‘De werking van het kruis wordt me steeds duidelijker.’
Net als allerlei godsdienstige bijeenkomsten en oefeningen, geldt ook voor
het zich houden aan de Thora (wet) van Mozes, dat het in feite niets doet
als het gaat om zegen en nabijheid van God te ervaren. Misschien geeft het
een goed gevoel, of een gevoel van gezegend te worden, maar ook dat is niet
de ware bron van zegen. Als mensen misschien vinden dat ze zich aan de
Thora moeten houden, dan komen ze er –als het goed is- vroeg of laat achter
dat ze niet onder Thora zijn.
‘Gevolg van het kruis is, dat wij nu onder genade leven.’
Als de Thora-houders daar achter komen, voelen ze zich wellicht verlaten en
zoeken ze naar richting voor hun leven. Zo waren ook de Corinthiërs bezig:
zij wilden dat er in water gedoopt werd, onder andere. Zij hadden allerlei
onenigheid en vragen omtrent hun geloof en hoe dat praktisch in te vullen.
Paulus merkte echter op, dat hij besloten had niet iets anders onder hen te
weten dan Jezus Christus en die gekruisigd (1 Corinthiërs 2:2).
‘Ja. Dat hadden zij nodig. Merkwaardig genoeg toch een basisgegeven.’

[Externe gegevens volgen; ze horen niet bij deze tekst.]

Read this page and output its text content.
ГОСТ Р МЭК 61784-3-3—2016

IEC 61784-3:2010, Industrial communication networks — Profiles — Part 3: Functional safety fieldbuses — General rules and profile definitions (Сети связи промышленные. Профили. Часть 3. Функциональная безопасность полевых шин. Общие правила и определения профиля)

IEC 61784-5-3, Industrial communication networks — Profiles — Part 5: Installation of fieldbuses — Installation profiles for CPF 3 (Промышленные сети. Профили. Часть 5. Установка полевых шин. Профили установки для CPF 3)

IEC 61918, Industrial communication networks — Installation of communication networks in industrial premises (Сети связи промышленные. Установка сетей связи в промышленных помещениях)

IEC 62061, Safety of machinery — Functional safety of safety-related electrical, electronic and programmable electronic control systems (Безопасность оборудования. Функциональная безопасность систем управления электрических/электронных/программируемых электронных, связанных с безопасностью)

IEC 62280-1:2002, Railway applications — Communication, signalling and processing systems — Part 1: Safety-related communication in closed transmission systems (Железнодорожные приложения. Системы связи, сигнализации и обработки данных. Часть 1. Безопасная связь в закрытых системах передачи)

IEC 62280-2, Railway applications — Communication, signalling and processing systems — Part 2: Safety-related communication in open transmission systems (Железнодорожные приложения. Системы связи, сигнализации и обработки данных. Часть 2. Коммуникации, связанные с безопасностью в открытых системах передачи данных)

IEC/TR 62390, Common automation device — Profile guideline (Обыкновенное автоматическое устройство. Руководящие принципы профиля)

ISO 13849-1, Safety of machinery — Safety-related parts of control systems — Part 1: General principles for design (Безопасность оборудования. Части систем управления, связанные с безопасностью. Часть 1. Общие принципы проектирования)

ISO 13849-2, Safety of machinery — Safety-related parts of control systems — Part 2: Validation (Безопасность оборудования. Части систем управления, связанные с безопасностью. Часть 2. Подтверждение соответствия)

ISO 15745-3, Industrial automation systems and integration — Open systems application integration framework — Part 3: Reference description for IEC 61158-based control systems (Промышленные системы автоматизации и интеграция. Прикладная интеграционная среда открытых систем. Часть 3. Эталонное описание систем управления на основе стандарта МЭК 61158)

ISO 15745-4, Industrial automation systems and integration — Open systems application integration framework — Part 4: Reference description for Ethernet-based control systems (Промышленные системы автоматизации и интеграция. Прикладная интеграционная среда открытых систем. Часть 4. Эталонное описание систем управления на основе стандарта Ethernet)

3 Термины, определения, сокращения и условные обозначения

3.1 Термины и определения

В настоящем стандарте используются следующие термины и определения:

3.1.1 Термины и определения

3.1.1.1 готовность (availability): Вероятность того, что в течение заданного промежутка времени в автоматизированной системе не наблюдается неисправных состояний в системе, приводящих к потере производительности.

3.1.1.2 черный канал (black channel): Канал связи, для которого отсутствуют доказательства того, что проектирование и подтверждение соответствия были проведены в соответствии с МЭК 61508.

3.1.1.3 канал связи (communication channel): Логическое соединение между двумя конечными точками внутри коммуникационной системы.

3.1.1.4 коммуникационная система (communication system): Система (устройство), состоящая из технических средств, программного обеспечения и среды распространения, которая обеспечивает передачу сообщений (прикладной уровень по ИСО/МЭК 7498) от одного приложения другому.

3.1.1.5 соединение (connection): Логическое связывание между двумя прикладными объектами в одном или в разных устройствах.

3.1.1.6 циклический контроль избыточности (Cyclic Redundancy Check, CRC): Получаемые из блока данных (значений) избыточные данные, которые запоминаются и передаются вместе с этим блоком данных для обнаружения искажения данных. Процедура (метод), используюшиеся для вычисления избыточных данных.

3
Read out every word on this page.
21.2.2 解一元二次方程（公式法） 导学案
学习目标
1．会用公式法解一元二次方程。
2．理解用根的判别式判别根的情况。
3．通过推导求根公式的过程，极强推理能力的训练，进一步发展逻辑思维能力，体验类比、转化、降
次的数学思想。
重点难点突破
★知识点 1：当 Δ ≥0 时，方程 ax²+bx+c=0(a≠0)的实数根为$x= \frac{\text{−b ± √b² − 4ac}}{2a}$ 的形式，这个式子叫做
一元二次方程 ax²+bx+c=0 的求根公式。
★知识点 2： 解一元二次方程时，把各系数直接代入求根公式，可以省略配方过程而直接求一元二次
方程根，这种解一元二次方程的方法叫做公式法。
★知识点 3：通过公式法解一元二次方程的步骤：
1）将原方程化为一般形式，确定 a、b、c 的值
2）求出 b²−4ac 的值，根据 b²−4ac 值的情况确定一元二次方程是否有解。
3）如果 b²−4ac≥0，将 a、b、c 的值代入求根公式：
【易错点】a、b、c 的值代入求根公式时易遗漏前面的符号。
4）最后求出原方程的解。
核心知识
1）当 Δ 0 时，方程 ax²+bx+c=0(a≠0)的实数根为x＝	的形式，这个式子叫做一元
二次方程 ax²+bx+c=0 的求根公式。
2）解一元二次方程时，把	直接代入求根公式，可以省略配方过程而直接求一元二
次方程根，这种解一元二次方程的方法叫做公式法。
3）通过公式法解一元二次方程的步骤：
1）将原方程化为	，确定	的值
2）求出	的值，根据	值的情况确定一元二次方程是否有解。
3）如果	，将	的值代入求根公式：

In 1 Corinthiërs 15 lezen wij uitgebreid over het andere grondprincipe van
het evangelie: de opstanding. De Corinthiërs hadden beide hard nodig: de
prediking van het woord van het kruis en de boodschap van de opstanding
van Christus. Het ene eindigt de oude mens met al zijn zielse bezigheden,
verlangens en ervaringen. Het andere toont de nieuwe mens die uit het
graf oprees en die geestelijk gericht is. Die is niet afhankelijk van sfeer,
omstandigheden, godsdienstige bijeenkomsten en/of rituelen, maar van
Hem, de Vader alleen!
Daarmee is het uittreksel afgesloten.